Ricardo Martinelli defeated the ruling party candidate
A conservative supermarket tycoon has won Panama's presidential election, reversing a recent trend of left-wing victories in Latin America.
Ricardo Martinelli had 61%, while the ruling party's Balbina Herrera was on 37%, with most of the votes counted.
Correspondents say voters seemed to warm to Mr Martinelli's message that he was the right man to steer Panama through the global economic crisis.
He will also oversee a $5bn (£3.3bn) expansion of the Panama Canal.
"The tribunal considers you the undisputed winner of this presidential contest," the head of the electoral tribunal told Mr Martinelli in a telephone call broadcast live on television and radio.
Mr Martinelli, the candidate of a right-wing alliance led by his Democratic Change (CD) party, said he would work for a national unity government because that was what the country was calling for.
Born 11 March 1952
Business degree from University of Arkansas
Owns Super 99 - Panama's biggest supermarket chain
Other businesses include: banking, agricultural, media
1994 - 1996: Head of Social Security
1999 - 2003: Chairman of Panama Canal Authority board, Minister for Canal Affairs
"Tomorrow we will all be Panamanians and we will change this country so that it has a good health system, good education, good transportation and good security," he said in his victory speech.
"We can't continue to have a country where 40% of Panamanians are poor."
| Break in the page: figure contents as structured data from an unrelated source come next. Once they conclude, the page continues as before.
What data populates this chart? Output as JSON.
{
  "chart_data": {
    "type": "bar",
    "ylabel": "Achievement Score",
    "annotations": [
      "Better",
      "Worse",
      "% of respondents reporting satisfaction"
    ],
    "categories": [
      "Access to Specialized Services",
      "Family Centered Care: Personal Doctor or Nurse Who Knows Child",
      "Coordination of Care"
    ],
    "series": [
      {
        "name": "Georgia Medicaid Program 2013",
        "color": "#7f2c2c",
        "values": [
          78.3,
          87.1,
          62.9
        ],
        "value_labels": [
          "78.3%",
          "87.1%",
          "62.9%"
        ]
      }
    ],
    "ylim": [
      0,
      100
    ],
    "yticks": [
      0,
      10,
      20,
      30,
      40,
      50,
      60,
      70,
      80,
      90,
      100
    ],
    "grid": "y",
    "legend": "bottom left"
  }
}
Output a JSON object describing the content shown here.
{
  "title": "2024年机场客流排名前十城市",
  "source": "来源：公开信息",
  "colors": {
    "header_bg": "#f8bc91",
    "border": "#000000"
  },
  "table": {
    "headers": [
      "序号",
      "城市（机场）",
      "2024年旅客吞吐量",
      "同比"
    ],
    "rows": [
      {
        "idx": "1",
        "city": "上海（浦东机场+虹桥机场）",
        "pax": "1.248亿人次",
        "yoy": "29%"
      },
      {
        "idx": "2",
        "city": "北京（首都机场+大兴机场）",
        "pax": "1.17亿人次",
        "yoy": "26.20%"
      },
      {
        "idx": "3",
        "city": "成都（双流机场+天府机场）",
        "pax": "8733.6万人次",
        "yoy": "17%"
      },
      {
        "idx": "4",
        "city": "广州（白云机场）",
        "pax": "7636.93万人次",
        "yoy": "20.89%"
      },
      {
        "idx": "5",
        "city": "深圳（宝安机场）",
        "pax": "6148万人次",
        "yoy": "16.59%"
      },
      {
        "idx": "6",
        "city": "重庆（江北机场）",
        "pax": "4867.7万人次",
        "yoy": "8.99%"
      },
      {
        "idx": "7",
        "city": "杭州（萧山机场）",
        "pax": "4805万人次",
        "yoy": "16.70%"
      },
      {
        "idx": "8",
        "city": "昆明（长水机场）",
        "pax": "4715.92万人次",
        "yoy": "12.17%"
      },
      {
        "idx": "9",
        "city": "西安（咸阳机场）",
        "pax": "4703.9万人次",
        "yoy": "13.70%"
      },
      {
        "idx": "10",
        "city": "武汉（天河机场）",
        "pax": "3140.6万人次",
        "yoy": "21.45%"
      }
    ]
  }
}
Panama has enjoyed buoyant economic growth in recent years, averaging some 8.5%, but this is forecast to slow considerably this year as the global downturn affects the crucial trade link of the Panama Canal.
Panama receives a little under one-third of its tax revenues from the canal, but through traffic has been declining significantly.
Mr Martinelli, who is set to take office on 1 July, will also oversee the expansion of the canal approved and set in motion by the current President Martin Torrijos.
The expansion programme, scheduled to be competed in 2014, aims to increase the canal's capacity, making it big enough for supertankers and the largest container ships.
Five years ago when Mr Martinelli stood for president he only gained around 5% of the vote.
But the BBC's Will Grant, reporting from the region, says this time around he appeared more in touch with the concerns of poor Panamanians by promising to clamp down on political corruption and get tough on violent crime.
Voters were clearly impressed by the conservative candidate's business acumen and his bitter criticism of the current government, our correspondent adds, but amid the difficult economic situation, Mr Martinelli may be granted a very short honeymoon period in office.
Presidents in Panama are elected for a single, five-year term.